4.3 Solar Activity and Periodicity Relationships

We begin by pointing out the results of Yin et al. (2007) for SSNs of Cycles 10 – 23. Their Figure 2 clearly shows that the period appearances were related to the cycle phases; rare periods appeared during the minimum phase (see the valley in their Figure 2), while most of the periods were present during the maximum phase. Our results confirm their findings in the following way: during the beginning of our analyzed cycles (Cycles 22, 23, and 24) the wavelet scalograms are almost clean, but they are more complex during the maximum phases.

Another interesting point is the appearance of periods. They follow the cycle amplitude; strong/intense cycles have more periodic variations, while weak ones have fewer. Kilcik et al. (2011b) separated sunspot groups into two classes, large and small. They compared the monthly large and small group numbers, and found that the number of large groups was similar during Cycles 22 and 23, while the number of small groups strongly decreased during Cycle 23. These authors were able to explain the unusual behavior of Cycle 23 as the results of the great number of large groups present during this cycle (Kilcik et al., 2011a, 2011b). Later, Lefevre and Clette (2011) separately analyzed each Zurich class from A to F, except for H. They concluded that there was a strong deficit of small groups during Solar Cycle 23 compared with Cycle 22. It is interesting to note that the appearance of periods for the selected categories follows this variation. As shown in our wavelet scalograms, the number of observed periodic behaviors is very small in sunspot counts of the simple and medium groups during Solar Cycles 23 and 24, while it is similar in the large and final groups during Cycle 23. Thus, we speculate that most of the periodic variations during Cycle 23 come mainly from the two latter groups. For Cycle 24, the situation is different. The variations mainly come from the sunspot counts of final groups; all other categories present almost clean wavelet scalograms. Thus, we conclude that the periodic behavior during a cycle is strongly related to the cycle amplitude and the observed group distribution during that cycle.

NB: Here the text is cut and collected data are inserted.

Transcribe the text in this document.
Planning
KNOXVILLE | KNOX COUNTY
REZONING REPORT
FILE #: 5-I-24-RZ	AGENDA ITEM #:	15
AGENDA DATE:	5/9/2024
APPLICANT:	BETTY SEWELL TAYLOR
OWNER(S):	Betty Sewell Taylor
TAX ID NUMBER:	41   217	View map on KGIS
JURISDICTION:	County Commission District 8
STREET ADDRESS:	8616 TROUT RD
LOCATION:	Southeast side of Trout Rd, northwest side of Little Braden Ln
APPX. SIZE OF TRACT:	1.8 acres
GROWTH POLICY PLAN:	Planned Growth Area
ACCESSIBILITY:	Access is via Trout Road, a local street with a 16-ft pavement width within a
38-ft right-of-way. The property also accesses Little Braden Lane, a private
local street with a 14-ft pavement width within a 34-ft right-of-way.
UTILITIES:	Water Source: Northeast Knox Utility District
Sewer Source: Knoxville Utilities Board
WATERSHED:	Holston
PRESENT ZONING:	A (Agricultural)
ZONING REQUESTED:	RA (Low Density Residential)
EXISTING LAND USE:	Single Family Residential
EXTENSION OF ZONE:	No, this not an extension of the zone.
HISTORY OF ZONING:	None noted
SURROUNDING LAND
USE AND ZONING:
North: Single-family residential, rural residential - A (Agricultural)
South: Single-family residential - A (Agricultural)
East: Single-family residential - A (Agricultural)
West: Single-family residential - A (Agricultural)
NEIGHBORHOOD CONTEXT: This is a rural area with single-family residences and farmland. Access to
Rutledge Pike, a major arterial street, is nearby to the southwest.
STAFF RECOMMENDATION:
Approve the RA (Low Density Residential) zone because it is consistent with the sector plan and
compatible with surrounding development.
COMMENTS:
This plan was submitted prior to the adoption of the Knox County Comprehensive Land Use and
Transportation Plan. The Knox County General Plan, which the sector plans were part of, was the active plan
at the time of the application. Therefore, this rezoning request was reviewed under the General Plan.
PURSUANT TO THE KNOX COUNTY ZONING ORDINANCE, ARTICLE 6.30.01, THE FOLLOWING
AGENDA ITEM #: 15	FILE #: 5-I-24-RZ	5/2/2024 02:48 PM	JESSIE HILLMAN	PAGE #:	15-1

Kilcik et al. (2011b) separated sunspot groups into two classes, large and small. They found that large groups reach their maximum number about two years later than small ones. Recently, Kilcik and Ozguc (2014) investigated the origin of a double-peak solar-cycle maximum using the sunspot group classification. They concluded that a double-peak maximum could originate in the different behavior of large and small groups. In this article, we have found that different groups have different cycle behaviors, as discussed in Section 4.2. The 231-day and 41-day periodicities appear only in the medium and final groups, while 100-day periodicity appears in all groups except large ones. Therefore, the behavior of periodicities can be used to distinguish between the first and second peaks of a solar cycle. Thus, we conclude that periodicity investigations based on separating the sunspot groups can provide more accurate information about a cycle and a clue for a better understanding of solar cycles.

Finally, the main findings of our study are as follows:

1) Periodic behaviors during a cycle are strongly related to the cycle amplitude and the observed group distribution.

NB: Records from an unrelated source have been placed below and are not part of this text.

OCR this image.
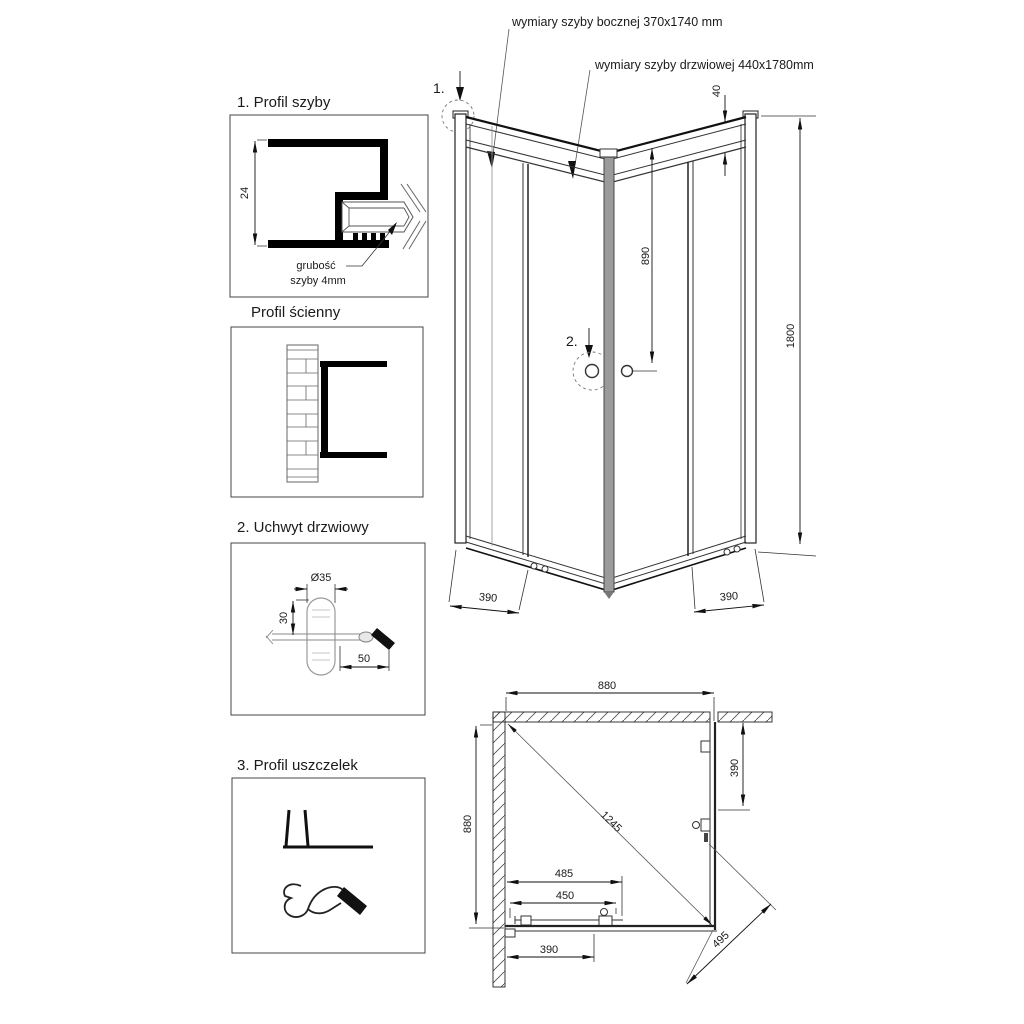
wymiary szyby bocznej 370x1740 mm
wymiary szyby drzwiowej 440x1780mm
1.
2.
1. Profil szyby
Profil ścienny
2. Uchwyt drzwiowy
3. Profil uszczelek
24
grubość
szyby 4mm
Ø35
30
50
40
890
1800
390	390
880
880	1245
390
485
450
390	495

2) Similar to the solar-rotation periodicity, a period of about 55 days exists in all sunspot groups, while all other periodicities have a group preference.

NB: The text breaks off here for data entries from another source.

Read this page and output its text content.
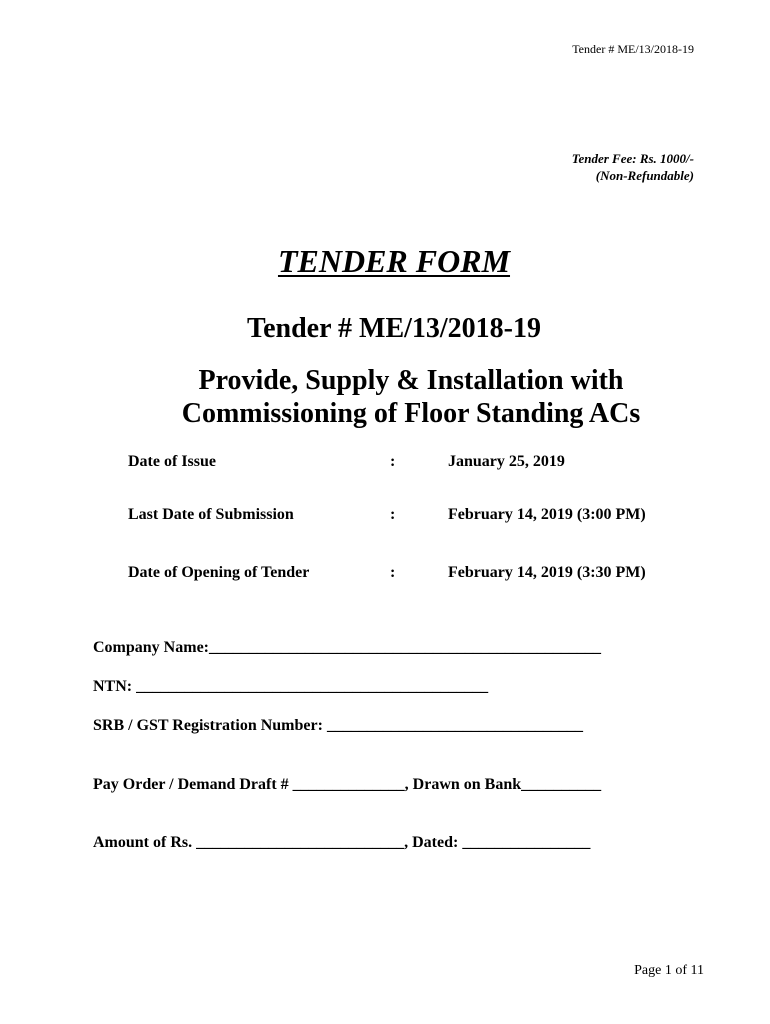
Tender # ME/13/2018-19
Tender Fee: Rs. 1000/-
(Non-Refundable)
TENDER FORM
Tender # ME/13/2018-19
Provide, Supply & Installation with
Commissioning of Floor Standing ACs
Date of Issue	:	January 25, 2019
Last Date of Submission	:	February 14, 2019 (3:00 PM)
Date of Opening of Tender	:	February 14, 2019 (3:30 PM)
Company Name:_________________________________________________
NTN: ____________________________________________
SRB / GST Registration Number: ________________________________
Pay Order / Demand Draft # ______________, Drawn on Bank__________
Amount of Rs. __________________________, Dated: ________________
Page 1 of 11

3) The appearance of periods is related to the amplitude of investigated solar cycles, such that periodic behaviors are more frequent during the cycle with the largest maximum (Cycle 22), less frequent during the cycle with a lower maximum (Cycle 23), and even less frequent in the lowest cycle (Cycle 24).

4) The appearance of periods is related to the solar-cycle evolution in such a way that no meaningful periods appear during the minimum phases of the investigated cycles; while in contrast, all periods are dominant around the cycle maxima.